Written by Manisha Lakhe
Should Have Kept The Story Buried There
A novelist and her sister are in a bungalow in Lonavala
which is haunted. Before you facepalm at every cliche in
the horror genre you will see in this film, spare a thought
for the actor Vedita Pratap Singh who gives the role of a
girl possessed her everything. She’s very good, but the
rest of the story and other actors are terrible. Could have
been a good fun scary story but ends up being silly.
Yes, there is one moment where the sister jumps out of the
cupboard that is surprising. But it is too late, too little.
The story is straightforward. A publisher asks a writer to write a
novel based on his story, and offers his Lonavala bungalow for
the writer (and her annoying sister) to write in peace and quiet.
Of course the bungalow has a caretaker Shambhu (who is very
conveniently absent when the hauntings begin).
Let’s list horror film cliches that crowd the film after the two girls
reach Lonavala. The writer begins to hear things. The writer
obliges us with a swimwear scene.

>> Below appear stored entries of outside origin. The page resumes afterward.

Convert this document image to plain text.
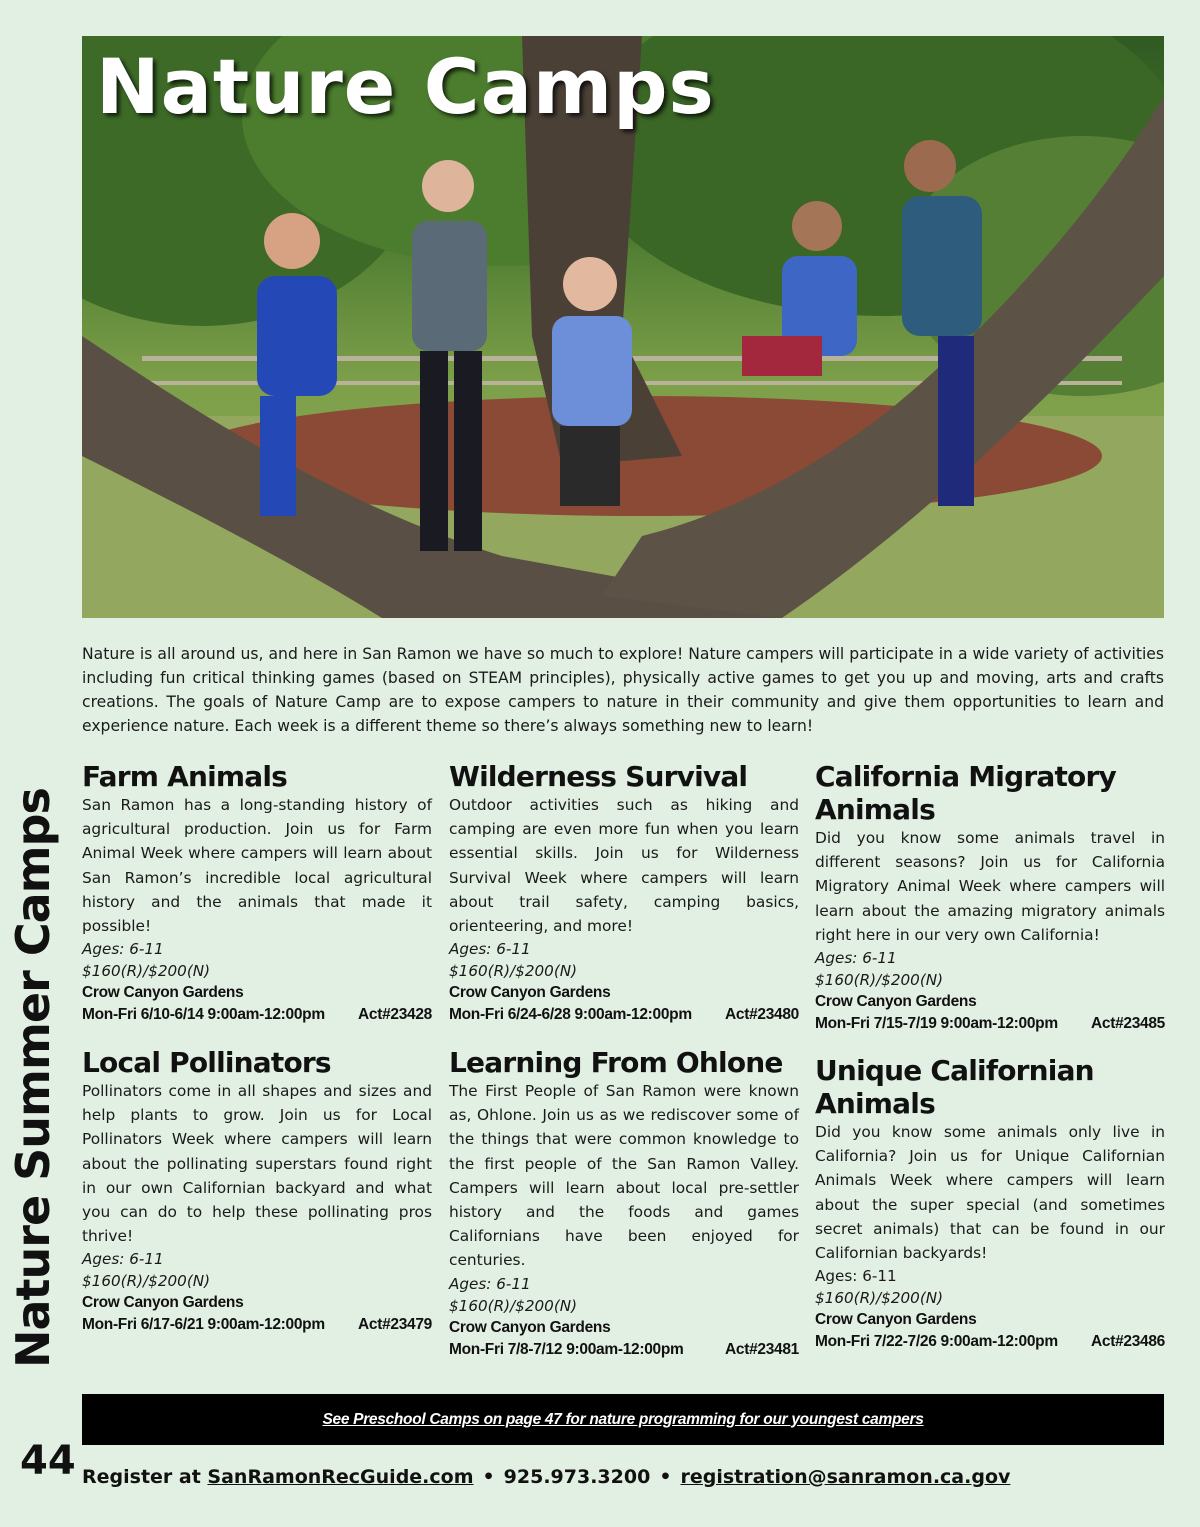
Nature Camps

Nature is all around us, and here in San Ramon we have so much to explore! Nature campers will participate in a wide variety of activities including fun critical thinking games (based on STEAM principles), physically active games to get you up and moving, arts and crafts creations. The goals of Nature Camp are to expose campers to nature in their community and give them opportunities to learn and experience nature. Each week is a different theme so there’s always something new to learn!

Farm Animals

San Ramon has a long-standing history of agricultural production. Join us for Farm Animal Week where campers will learn about San Ramon’s incredible local agricultural history and the animals that made it possible!

Ages: 6-11
$160(R)/$200(N)
Crow Canyon Gardens
Mon-Fri 6/10-6/14 9:00am-12:00pm Act#23428
Local Pollinators

Pollinators come in all shapes and sizes and help plants to grow. Join us for Local Pollinators Week where campers will learn about the pollinating superstars found right in our own Californian backyard and what you can do to help these pollinating pros thrive!

Ages: 6-11
$160(R)/$200(N)
Crow Canyon Gardens
Mon-Fri 6/17-6/21 9:00am-12:00pm Act#23479
Wilderness Survival

Outdoor activities such as hiking and camping are even more fun when you learn essential skills. Join us for Wilderness Survival Week where campers will learn about trail safety, camping basics, orienteering, and more!

Ages: 6-11
$160(R)/$200(N)
Crow Canyon Gardens
Mon-Fri 6/24-6/28 9:00am-12:00pm Act#23480
Learning From Ohlone

The First People of San Ramon were known as, Ohlone. Join us as we rediscover some of the things that were common knowledge to the first people of the San Ramon Valley. Campers will learn about local pre-settler history and the foods and games Californians have been enjoyed for centuries.

Ages: 6-11
$160(R)/$200(N)
Crow Canyon Gardens
Mon-Fri 7/8-7/12 9:00am-12:00pm	Act#23481
California Migratory Animals

Did you know some animals travel in different seasons? Join us for California Migratory Animal Week where campers will learn about the amazing migratory animals right here in our very own California!

Ages: 6-11
$160(R)/$200(N)
Crow Canyon Gardens
Mon-Fri 7/15-7/19 9:00am-12:00pm Act#23485
Unique Californian Animals

Did you know some animals only live in California? Join us for Unique Californian Animals Week where campers will learn about the super special (and sometimes secret animals) that can be found in our Californian backyards!

Ages: 6-11
$160(R)/$200(N)
Crow Canyon Gardens
Mon-Fri 7/22-7/26 9:00am-12:00pm Act#23486
Nature Summer Camps
See Preschool Camps on page 47 for nature programming for our youngest campers
44 Register at SanRamonRecGuide.com • 925.973.3200 • registration@sanramon.ca.gov
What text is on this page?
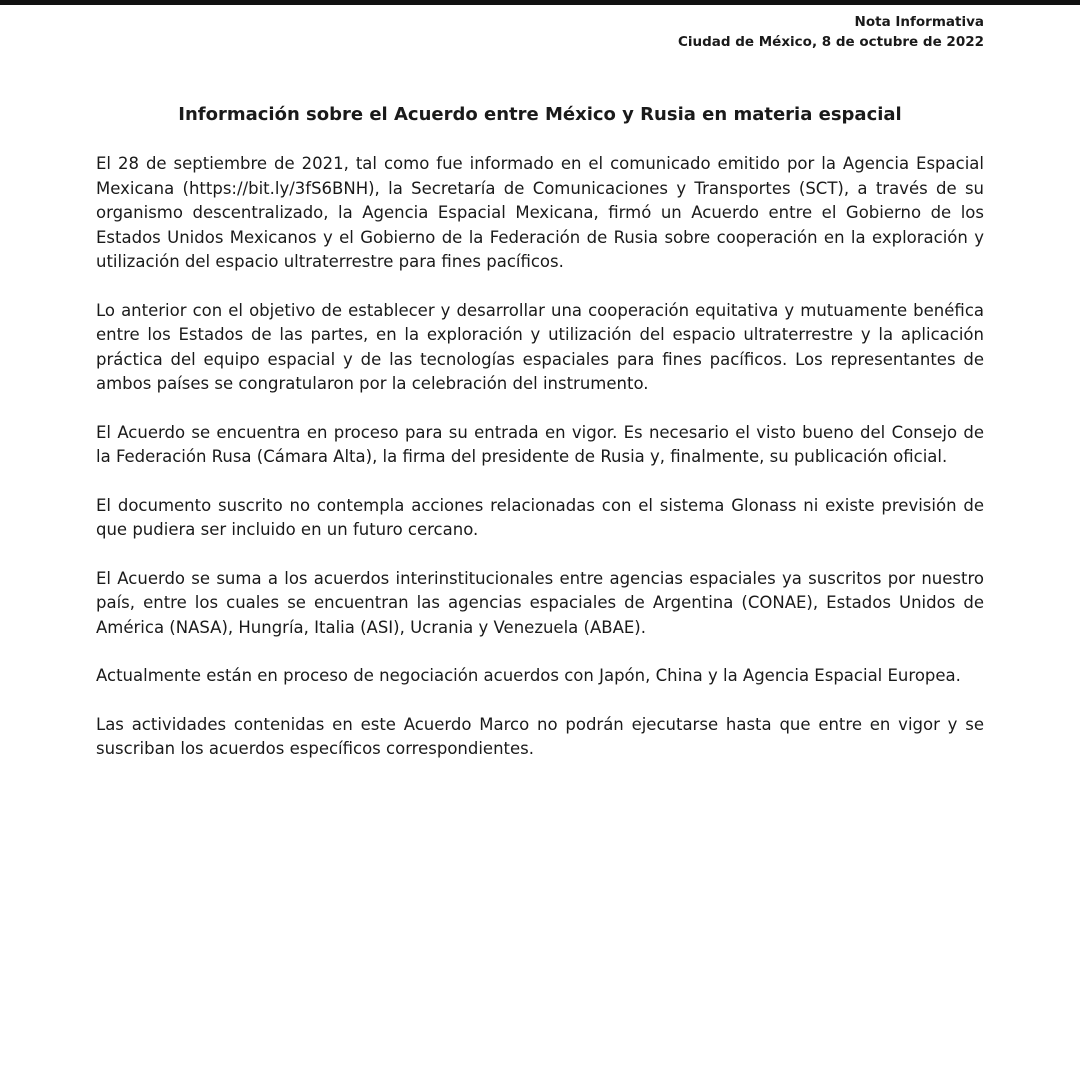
Nota Informativa
Ciudad de México, 8 de octubre de 2022
Información sobre el Acuerdo entre México y Rusia en materia espacial

El 28 de septiembre de 2021, tal como fue informado en el comunicado emitido por la Agencia Espacial Mexicana (https://bit.ly/3fS6BNH), la Secretaría de Comunicaciones y Transportes (SCT), a través de su organismo descentralizado, la Agencia Espacial Mexicana, firmó un Acuerdo entre el Gobierno de los Estados Unidos Mexicanos y el Gobierno de la Federación de Rusia sobre cooperación en la exploración y utilización del espacio ultraterrestre para fines pacíficos.

Lo anterior con el objetivo de establecer y desarrollar una cooperación equitativa y mutuamente benéfica entre los Estados de las partes, en la exploración y utilización del espacio ultraterrestre y la aplicación práctica del equipo espacial y de las tecnologías espaciales para fines pacíficos. Los representantes de ambos países se congratularon por la celebración del instrumento.

El Acuerdo se encuentra en proceso para su entrada en vigor. Es necesario el visto bueno del Consejo de la Federación Rusa (Cámara Alta), la firma del presidente de Rusia y, finalmente, su publicación oficial.

El documento suscrito no contempla acciones relacionadas con el sistema Glonass ni existe previsión de que pudiera ser incluido en un futuro cercano.

El Acuerdo se suma a los acuerdos interinstitucionales entre agencias espaciales ya suscritos por nuestro país, entre los cuales se encuentran las agencias espaciales de Argentina (CONAE), Estados Unidos de América (NASA), Hungría, Italia (ASI), Ucrania y Venezuela (ABAE).

Actualmente están en proceso de negociación acuerdos con Japón, China y la Agencia Espacial Europea.

Las actividades contenidas en este Acuerdo Marco no podrán ejecutarse hasta que entre en vigor y se suscriban los acuerdos específicos correspondientes.
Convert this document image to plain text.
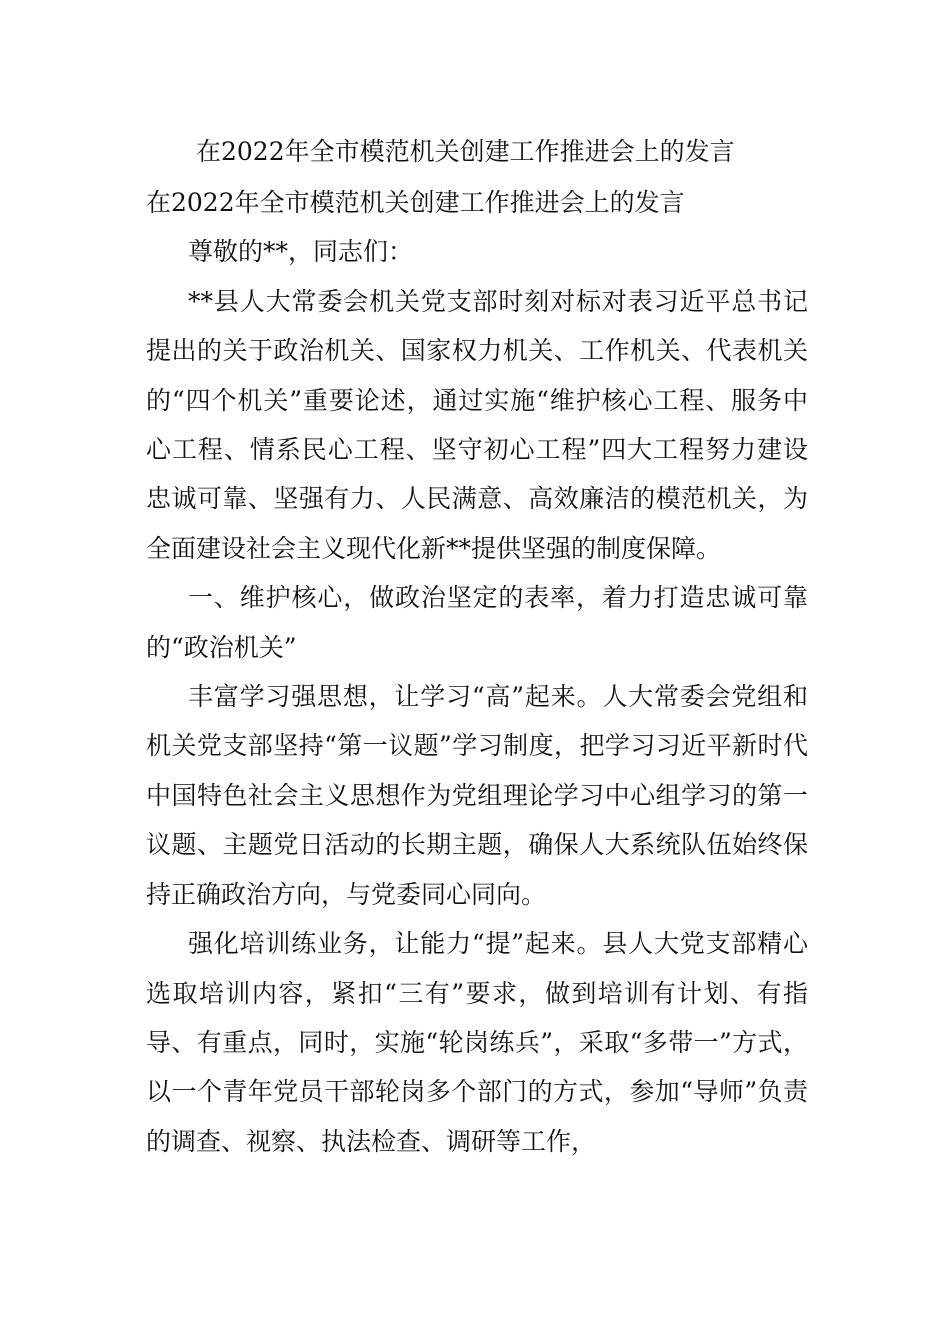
在2022年全市模范机关创建工作推进会上的发言

在2022年全市模范机关创建工作推进会上的发言

尊敬的**，同志们：

**县人大常委会机关党支部时刻对标对表习近平总书记提出的关于政治机关、国家权力机关、工作机关、代表机关的“四个机关”重要论述，通过实施“维护核心工程、服务中心工程、情系民心工程、坚守初心工程”四大工程努力建设忠诚可靠、坚强有力、人民满意、高效廉洁的模范机关，为全面建设社会主义现代化新**提供坚强的制度保障。

一、维护核心，做政治坚定的表率，着力打造忠诚可靠的“政治机关”

丰富学习强思想，让学习“高”起来。人大常委会党组和机关党支部坚持“第一议题”学习制度，把学习习近平新时代中国特色社会主义思想作为党组理论学习中心组学习的第一议题、主题党日活动的长期主题，确保人大系统队伍始终保持正确政治方向，与党委同心同向。

强化培训练业务，让能力“提”起来。县人大党支部精心选取培训内容，紧扣“三有”要求，做到培训有计划、有指导、有重点，同时，实施“轮岗练兵”，采取“多带一”方式，以一个青年党员干部轮岗多个部门的方式，参加“导师”负责的调查、视察、执法检查、调研等工作，
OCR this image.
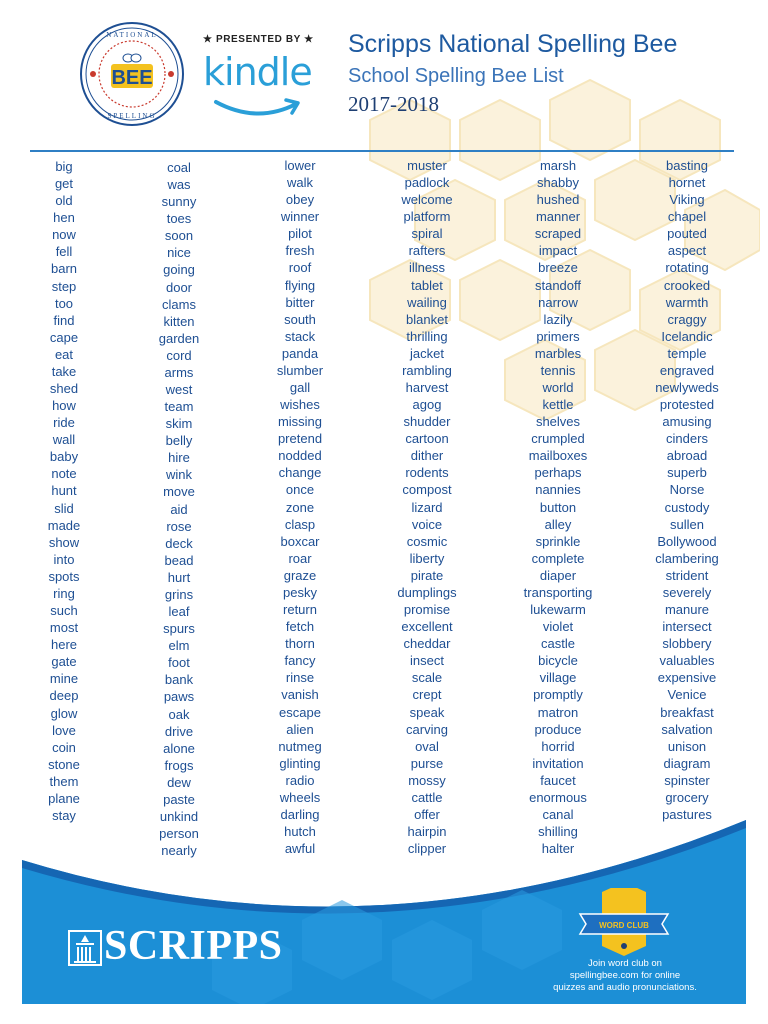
NATIONAL
SPELLING
BEE
★ PRESENTED BY ★
kindle
Scripps National Spelling Bee
School Spelling Bee List
2017-2018
big
get
old
hen
now
fell
barn
step
too
find
cape
eat
take
shed
how
ride
wall
baby
note
hunt
slid
made
show
into
spots
ring
such
most
here
gate
mine
deep
glow
love
coin
stone
them
plane
stay
coal
was
sunny
toes
soon
nice
going
door
clams
kitten
garden
cord
arms
west
team
skim
belly
hire
wink
move
aid
rose
deck
bead
hurt
grins
leaf
spurs
elm
foot
bank
paws
oak
drive
alone
frogs
dew
paste
unkind
person
nearly
lower
walk
obey
winner
pilot
fresh
roof
flying
bitter
south
stack
panda
slumber
gall
wishes
missing
pretend
nodded
change
once
zone
clasp
boxcar
roar
graze
pesky
return
fetch
thorn
fancy
rinse
vanish
escape
alien
nutmeg
glinting
radio
wheels
darling
hutch
awful
muster
padlock
welcome
platform
spiral
rafters
illness
tablet
wailing
blanket
thrilling
jacket
rambling
harvest
agog
shudder
cartoon
dither
rodents
compost
lizard
voice
cosmic
liberty
pirate
dumplings
promise
excellent
cheddar
insect
scale
crept
speak
carving
oval
purse
mossy
cattle
offer
hairpin
clipper
marsh
shabby
hushed
manner
scraped
impact
breeze
standoff
narrow
lazily
primers
marbles
tennis
world
kettle
shelves
crumpled
mailboxes
perhaps
nannies
button
alley
sprinkle
complete
diaper
transporting
lukewarm
violet
castle
bicycle
village
promptly
matron
produce
horrid
invitation
faucet
enormous
canal
shilling
halter
basting
hornet
Viking
chapel
pouted
aspect
rotating
crooked
warmth
craggy
Icelandic
temple
engraved
newlyweds
protested
amusing
cinders
abroad
superb
Norse
custody
sullen
Bollywood
clambering
strident
severely
manure
intersect
slobbery
valuables
expensive
Venice
breakfast
salvation
unison
diagram
spinster
grocery
pastures
SCRIPPS	WORD CLUB
Join word club on
spellingbee.com for online
quizzes and audio pronunciations.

You hear more strange
noises, the writer (Vedita Pratap Singh) explores the bungalow.
She sees the ghost, the ghost enters her body with a jerk, she
does bones of the neck cracking action, her hair that is in pretty
curls suddenly turns into something out of evil ‘Hairspray’ –
teased beyond belief. When the ghost occupies her body, the
writer’s eyes suddenly become wider and dark circles are
added around her eyes.
The writer goes to the ‘cupboard’ and suddenly is out on the
street seducing some passing motorist, calls him in for coffee
and yes, there is a gratuitous lovemaking scene. When she
wakes up, she does not remember anything. That’s when we
realise that the ghost enters and goes out of her body at will.
The sister realises something is wrong when her sister suddenly
grabs the bowl of chicken and is then shown sitting on top of a
cupboard eating like an animal. The sister has called the writer’s
best friend and her fiance. Of course the ghost attempts to
seduce the poor fiance. They call Jane the exorcist and then a
Hindu exorcist (what is Rajesh Sharma doing here, you wonder!).
There is a crucifix (and the Lord’s prayer) as well as a pocket-
sized trishul (the three pronged spear that Shiva carries). There
is levitation (after all what is a ghost film without levitation?!)
The film has so many cliches you feel terrible for the lead actor
Vedita Pratap Singh. She does her best, but the story around
her is so terrible, you sigh and wait for the evil doll to be
destroyed. Yes, there’s that cliche too. The terrible horror films
that Ramsay Brothers made still rule Indian Halloween!